In patients with UICC stage II/III AEG treated with either nCRT or pCT, no significant differences were seen for baseline and tumor characteristics. While there was a significantly higher cumulative incidence of locoregional treatment failure after pCT (32.8%; 95% CI: 18.0-48.4%) compared with nCRT (7.4%; 95% CI: 2.3-16.5%; p = 0.007), there was no significant difference for distant treatment failure (52.9%; 95% CI: 35.4-67.7% and 38.4%; 95% CI: 23.7-52.9%; p = 0.347).
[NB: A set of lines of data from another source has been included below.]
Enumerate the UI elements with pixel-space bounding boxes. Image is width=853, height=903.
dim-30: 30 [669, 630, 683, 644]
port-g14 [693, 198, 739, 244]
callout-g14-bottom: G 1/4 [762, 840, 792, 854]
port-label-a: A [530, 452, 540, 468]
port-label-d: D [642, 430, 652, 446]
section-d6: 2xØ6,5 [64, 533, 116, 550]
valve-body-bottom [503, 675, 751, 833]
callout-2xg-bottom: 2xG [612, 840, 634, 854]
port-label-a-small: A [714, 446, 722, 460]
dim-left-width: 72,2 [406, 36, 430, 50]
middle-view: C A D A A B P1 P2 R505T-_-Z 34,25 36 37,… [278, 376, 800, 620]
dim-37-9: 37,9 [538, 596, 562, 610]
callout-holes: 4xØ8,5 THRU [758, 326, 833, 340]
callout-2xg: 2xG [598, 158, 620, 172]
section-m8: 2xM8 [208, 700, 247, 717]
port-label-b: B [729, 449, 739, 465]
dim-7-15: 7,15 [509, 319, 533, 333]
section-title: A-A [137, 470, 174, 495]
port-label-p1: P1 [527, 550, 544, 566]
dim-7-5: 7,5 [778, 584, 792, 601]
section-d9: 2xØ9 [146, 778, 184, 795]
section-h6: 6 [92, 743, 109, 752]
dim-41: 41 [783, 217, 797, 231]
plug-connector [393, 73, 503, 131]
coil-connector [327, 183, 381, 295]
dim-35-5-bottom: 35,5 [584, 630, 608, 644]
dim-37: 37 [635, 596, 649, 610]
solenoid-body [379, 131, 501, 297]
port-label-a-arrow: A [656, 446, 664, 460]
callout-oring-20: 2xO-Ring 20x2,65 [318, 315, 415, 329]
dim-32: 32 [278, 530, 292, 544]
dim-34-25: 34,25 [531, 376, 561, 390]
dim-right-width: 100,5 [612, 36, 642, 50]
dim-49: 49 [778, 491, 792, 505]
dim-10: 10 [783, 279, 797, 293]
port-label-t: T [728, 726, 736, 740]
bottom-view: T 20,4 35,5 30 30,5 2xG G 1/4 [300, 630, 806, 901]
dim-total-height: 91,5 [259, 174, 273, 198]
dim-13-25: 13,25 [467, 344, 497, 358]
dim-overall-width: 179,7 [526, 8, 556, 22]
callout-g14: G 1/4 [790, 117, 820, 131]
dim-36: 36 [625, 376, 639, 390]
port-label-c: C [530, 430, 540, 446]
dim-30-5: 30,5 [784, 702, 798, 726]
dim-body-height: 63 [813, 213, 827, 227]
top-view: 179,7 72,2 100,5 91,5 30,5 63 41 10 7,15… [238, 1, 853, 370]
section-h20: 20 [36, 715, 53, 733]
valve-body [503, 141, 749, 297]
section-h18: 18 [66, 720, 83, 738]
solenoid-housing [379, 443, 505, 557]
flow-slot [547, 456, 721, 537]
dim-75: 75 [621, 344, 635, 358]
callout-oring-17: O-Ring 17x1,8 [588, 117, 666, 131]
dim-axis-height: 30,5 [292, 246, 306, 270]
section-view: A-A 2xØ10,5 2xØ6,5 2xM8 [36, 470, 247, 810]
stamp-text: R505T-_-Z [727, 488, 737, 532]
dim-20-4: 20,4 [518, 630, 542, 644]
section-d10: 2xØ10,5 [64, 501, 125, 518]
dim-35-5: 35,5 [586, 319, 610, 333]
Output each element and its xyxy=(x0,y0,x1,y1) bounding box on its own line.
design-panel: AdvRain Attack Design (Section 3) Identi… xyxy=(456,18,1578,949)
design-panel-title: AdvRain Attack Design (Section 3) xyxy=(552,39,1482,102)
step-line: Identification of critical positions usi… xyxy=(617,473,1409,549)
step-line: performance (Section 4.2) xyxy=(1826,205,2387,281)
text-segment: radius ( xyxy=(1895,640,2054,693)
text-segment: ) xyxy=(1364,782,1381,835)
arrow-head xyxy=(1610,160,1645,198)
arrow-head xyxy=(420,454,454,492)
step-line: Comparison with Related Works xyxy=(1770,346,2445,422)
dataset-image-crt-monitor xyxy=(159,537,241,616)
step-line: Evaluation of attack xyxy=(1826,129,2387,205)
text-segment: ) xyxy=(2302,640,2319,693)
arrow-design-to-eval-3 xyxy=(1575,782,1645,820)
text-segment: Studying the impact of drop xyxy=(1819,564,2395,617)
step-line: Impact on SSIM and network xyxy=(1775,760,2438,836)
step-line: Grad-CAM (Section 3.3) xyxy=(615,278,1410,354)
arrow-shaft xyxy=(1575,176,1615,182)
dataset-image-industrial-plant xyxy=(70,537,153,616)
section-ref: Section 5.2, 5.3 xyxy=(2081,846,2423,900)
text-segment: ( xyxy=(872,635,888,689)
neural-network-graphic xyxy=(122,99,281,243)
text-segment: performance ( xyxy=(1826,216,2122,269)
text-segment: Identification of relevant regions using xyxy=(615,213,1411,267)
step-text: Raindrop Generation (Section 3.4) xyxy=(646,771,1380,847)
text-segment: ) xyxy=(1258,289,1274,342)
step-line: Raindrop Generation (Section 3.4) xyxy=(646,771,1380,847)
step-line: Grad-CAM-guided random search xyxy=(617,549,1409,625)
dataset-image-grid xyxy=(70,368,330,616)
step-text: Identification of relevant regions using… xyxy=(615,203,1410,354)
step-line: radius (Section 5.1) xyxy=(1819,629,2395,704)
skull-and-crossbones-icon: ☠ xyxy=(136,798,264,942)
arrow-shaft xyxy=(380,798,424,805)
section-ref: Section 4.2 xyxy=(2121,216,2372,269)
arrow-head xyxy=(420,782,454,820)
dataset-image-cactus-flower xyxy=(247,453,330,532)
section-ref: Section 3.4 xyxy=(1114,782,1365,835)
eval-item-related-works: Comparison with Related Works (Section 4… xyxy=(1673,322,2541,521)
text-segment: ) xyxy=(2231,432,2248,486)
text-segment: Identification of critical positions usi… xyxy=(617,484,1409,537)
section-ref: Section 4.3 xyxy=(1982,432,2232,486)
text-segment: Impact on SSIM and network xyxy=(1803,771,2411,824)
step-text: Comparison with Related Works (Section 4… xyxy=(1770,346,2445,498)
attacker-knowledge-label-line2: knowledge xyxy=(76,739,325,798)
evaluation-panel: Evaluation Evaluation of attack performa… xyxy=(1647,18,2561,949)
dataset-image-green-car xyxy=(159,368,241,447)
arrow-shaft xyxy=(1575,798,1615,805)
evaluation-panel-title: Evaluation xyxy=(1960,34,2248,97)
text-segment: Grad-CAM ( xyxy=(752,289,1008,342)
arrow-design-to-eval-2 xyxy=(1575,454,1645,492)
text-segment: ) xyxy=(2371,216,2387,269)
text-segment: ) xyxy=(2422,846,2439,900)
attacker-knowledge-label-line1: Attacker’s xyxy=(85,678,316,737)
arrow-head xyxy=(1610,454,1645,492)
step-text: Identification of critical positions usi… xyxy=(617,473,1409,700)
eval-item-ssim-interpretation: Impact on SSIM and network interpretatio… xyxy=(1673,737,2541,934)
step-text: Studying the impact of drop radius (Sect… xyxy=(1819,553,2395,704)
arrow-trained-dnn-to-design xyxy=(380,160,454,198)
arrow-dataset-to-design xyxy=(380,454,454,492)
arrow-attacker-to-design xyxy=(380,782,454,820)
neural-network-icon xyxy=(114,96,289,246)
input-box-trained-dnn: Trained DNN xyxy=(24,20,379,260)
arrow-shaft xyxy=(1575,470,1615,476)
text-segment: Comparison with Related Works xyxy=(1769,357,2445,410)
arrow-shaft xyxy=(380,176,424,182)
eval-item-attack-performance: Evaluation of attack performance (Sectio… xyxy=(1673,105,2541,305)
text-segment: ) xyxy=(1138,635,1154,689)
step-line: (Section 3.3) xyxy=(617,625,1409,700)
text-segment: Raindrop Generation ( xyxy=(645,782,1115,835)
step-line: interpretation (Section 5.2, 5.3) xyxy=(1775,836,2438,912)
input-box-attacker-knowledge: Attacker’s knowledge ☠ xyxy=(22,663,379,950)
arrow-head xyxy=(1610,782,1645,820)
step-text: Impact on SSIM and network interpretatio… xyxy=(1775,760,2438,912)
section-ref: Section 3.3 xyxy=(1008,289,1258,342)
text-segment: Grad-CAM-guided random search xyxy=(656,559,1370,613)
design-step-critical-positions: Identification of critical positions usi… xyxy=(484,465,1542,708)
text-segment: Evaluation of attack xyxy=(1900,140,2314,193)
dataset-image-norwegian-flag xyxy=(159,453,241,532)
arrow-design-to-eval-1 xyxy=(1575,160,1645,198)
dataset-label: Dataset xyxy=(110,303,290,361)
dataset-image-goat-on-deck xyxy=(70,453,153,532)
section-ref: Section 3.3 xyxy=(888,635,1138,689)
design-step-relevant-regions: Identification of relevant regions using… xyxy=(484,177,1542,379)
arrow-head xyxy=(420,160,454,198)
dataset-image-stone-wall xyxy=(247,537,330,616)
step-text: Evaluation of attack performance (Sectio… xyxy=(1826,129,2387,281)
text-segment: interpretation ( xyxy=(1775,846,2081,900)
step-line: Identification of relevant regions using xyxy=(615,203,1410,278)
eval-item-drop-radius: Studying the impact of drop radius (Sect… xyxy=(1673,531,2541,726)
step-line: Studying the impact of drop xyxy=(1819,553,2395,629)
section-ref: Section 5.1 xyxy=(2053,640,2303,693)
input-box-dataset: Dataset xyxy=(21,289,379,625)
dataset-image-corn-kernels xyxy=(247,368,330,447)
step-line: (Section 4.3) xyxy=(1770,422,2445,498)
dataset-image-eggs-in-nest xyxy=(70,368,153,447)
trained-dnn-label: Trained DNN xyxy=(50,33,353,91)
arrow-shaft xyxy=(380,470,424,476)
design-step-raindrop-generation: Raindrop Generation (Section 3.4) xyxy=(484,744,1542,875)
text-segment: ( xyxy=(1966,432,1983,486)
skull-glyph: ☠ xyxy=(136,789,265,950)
When analyzing the whole cohort, patients who received pCT were younger (58.3 years vs. 63.0 years; p = 0.016), had a higher chance of complete tumor resection (81% vs. 67%; p = 0.033), more resected lymph nodes (p = 0.036), and fewer lymph node metastases (p = 0.038) compared with patients who received nCRT. Nevertheless, there was still a strong trend toward a higher incidence of local treatment failure after pCT (25.8%; 95% CI: 14.7-38.3% vs. 12.6%; 95% CI: 5.5-22.8%; p = 0.053). Comparable to the results for patients with UICC stage II/III, no difference was seen for the incidence of distant treatment failure. When excluding patients with UICC stage IV cancer, no significant difference was found for OS.

CONCLUSION

For UICC stage II/III carcinoma, nCRT was associated with an improved locoregional tumor control compared with pCT, while no further significant differences were seen between nCRT and pCT for UICC stage II/III AEG. Moreover, there was a strong trend toward improved locoregional tumor control after nCRT when analyzing all patients treated with nCRT or pCT, despite these patients having higher risk factors.

摘要

背景

目前尚不清楚胃食管交界部(AEG)局部晚期腺癌是否应采用新辅助放化疗(nCRT)治疗,类似于食管癌,还是采用围手术期化疗(pCT)治疗,类似于胃癌。本研究旨在分析慕尼黑癌症登记处(MCR)的数据,并比较 AEG 患者的 pCT 和 nCRT。

方法

共纳入 1998 年至 2014 年间接受治疗的 2992 例 AEG 患者。比较了 56 例接受 nCRT 治疗和 64 例接受 pCT 治疗的 II/III 期癌症患者的基线和肿瘤参数、总生存期(OS)和肿瘤复发情况。此外,使用 Cox 回归模型进行单因素和多因素分析,以评估肿瘤特征和治疗方案对 OS 的影响。

结果

在接受 nCRT 或 pCT 治疗的 II/III 期 AEG 患者中,基线和肿瘤特征无显著差异。虽然 pCT 后局部区域治疗失败的累积发生率明显高于 nCRT(32.8%;95%CI:18.0-48.4%)(p=0.007),但远处治疗失败的发生率无显著差异(52.9%;95%CI:35.4-67.7%和 38.4%;95%CI:23.7-52.9%)(p=0.347)。在分析整个队列时,接受 pCT 的患者更年轻(58.3 岁 vs. 63.0 岁;p=0.016),更有可能获得完全肿瘤切除(81% vs. 67%;p=0.033),切除的淋巴结更多(p=0.036),淋巴结转移更少(p=0.038)。然而,pCT 后局部治疗失败的发生率仍有升高趋势(25.8%;95%CI:14.7-38.3% vs. 12.6%;95%CI:5.5-22.8%)(p=0.053)。与 II/III 期患者的结果类似,远处治疗失败的发生率无差异。当排除 IV 期癌症患者时,OS 无差异。

结论

对于 II/III 期癌症,nCRT 与 pCT 相比,局部区域肿瘤控制得到改善,而 II/III 期 AEG 患者中 nCRT 和 pCT 之间未发现远处治疗失败的显著差异。此外,尽管这些患者存在更高的风险因素,但对接受 nCRT 或 pCT 治疗的所有患者进行分析时,nCRT 后局部区域肿瘤控制有改善的趋势。